Au risque de passer pour un iconoclaste, je vais avouer que le problème des conflits d’intérêt me semble secondaire...
Je ne cherche pas à excuser la crapulerie décrite car vouloir éliminer les conflits d’intérêt et faire des lois qui limitent leur vérification en est une.
Ma réflexion se base sur deux questions :
1) Elimine t-on les conflits d’intérêt en déclarant les sommes versées ?
2) Y a t-il quelque chose qui permette à la personne en conflit d’intérêt de donner un avis non conforme aux connaissances disponibles ?
En réponse à la première question, comme vous vous en doutez, je pense que non. Par exemple, je suis patron dans un service hospitalier, j’ai 2 agrégés, un qui travaille sur les essais, l’autre qui est expert.

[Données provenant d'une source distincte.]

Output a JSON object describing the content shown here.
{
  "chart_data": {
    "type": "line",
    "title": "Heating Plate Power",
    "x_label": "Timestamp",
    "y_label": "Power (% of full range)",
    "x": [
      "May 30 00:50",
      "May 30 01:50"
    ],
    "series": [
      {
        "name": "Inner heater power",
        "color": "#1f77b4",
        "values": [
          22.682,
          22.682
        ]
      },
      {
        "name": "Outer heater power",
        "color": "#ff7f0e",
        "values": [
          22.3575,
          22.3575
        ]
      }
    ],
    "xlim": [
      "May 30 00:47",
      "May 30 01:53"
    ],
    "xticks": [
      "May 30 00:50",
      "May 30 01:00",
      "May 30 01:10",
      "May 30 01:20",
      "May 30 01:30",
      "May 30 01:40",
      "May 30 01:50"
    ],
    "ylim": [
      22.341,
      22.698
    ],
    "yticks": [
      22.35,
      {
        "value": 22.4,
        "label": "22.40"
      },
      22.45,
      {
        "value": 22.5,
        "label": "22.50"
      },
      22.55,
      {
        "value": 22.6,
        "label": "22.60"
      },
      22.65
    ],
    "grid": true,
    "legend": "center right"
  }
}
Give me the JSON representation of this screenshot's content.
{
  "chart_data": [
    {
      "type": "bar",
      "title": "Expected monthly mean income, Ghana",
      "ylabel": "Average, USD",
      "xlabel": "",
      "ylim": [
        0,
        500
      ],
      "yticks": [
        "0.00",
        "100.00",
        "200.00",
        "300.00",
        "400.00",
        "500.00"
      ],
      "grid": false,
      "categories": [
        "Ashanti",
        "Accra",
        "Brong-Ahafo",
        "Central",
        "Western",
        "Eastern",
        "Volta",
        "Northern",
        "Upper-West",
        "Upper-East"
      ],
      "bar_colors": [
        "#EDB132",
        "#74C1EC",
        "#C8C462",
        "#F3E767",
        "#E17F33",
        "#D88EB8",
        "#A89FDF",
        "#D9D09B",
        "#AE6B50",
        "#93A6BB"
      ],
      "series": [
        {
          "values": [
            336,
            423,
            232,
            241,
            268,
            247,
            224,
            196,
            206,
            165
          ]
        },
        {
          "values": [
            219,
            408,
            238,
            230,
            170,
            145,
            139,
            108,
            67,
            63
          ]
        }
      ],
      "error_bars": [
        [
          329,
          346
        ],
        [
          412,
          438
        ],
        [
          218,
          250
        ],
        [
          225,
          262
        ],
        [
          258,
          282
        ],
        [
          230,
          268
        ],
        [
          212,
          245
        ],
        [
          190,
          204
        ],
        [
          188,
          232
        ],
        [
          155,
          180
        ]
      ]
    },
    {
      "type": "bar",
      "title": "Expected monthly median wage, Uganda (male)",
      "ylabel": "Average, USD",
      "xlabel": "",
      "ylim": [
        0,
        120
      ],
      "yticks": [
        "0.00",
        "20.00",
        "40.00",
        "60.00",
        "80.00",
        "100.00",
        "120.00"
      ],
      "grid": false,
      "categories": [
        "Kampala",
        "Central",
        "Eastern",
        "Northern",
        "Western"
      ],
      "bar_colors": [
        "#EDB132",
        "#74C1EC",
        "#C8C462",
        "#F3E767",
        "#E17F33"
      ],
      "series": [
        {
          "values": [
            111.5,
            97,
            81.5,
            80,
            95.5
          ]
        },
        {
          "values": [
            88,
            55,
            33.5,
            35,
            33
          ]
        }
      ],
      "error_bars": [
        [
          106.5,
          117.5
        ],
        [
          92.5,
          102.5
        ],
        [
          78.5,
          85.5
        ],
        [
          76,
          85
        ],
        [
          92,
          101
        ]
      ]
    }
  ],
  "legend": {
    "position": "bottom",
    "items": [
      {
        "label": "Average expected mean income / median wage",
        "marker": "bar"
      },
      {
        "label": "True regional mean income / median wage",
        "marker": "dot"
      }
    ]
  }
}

C’est donc un service très intéressant pour l’industrie pharmaceutique. Comment s’assurer que l’expert ne sera pas influencé ?
Les laboratoires pharmaceutiques sont internationaux. Je suis expert, j’ai un enfant qui part faire un stage (bien rémunéré) chez un prestataire du labo loin de France.
Je vous laisser imaginer d’autres possibilités d’aider un expert en restant en conformité avec le document de l’ANSM au bout de ce lien http://ansm.sante.fr/content/download/42810/555905/version/1/file/Expertise_Incompatibilites.pdf
Bref, cela me semble utopique de penser que l’on peut éliminer la possibilité de conflits d’intérêt.
Cela ne veut pas dire qu’il ne faille pas tenter de les limiter mais je pense qu’il faut rester conscient que cela ne règlera pas tous les problèmes.
Maintenant seconde question :
La conséquence néfaste d’un conflit d’intérêt est l’obtention de la part d’un expert d’un avis non conforme à la réalité des études ou des données disponibles. L’expert est celui qui donne un avis d’expert (le niveau le plus faible de l’EBM) à partir des données obtenues par des essais randomisés supposés bien conduits (niveau le plus élevé de l’EBM). A partir de ces avis, les décisions sont prises.
Comme, vous pouvez vous en douter, je pense que le problème est plus crucial à ce niveau. Le différentiel entre les informations à disposition de l’expert et celles à disposition des non experts permet cette conséquence néfaste des conflits d’intérêt.
Si tout le monde peut disposer des mêmes informations, l’avis d’expert pourra le cas échéant être discuté sur les bases scientifiques. La communauté scientifique pourra en plus disposer de la montagne d’informations que constituent les données brutes des essais cliniques.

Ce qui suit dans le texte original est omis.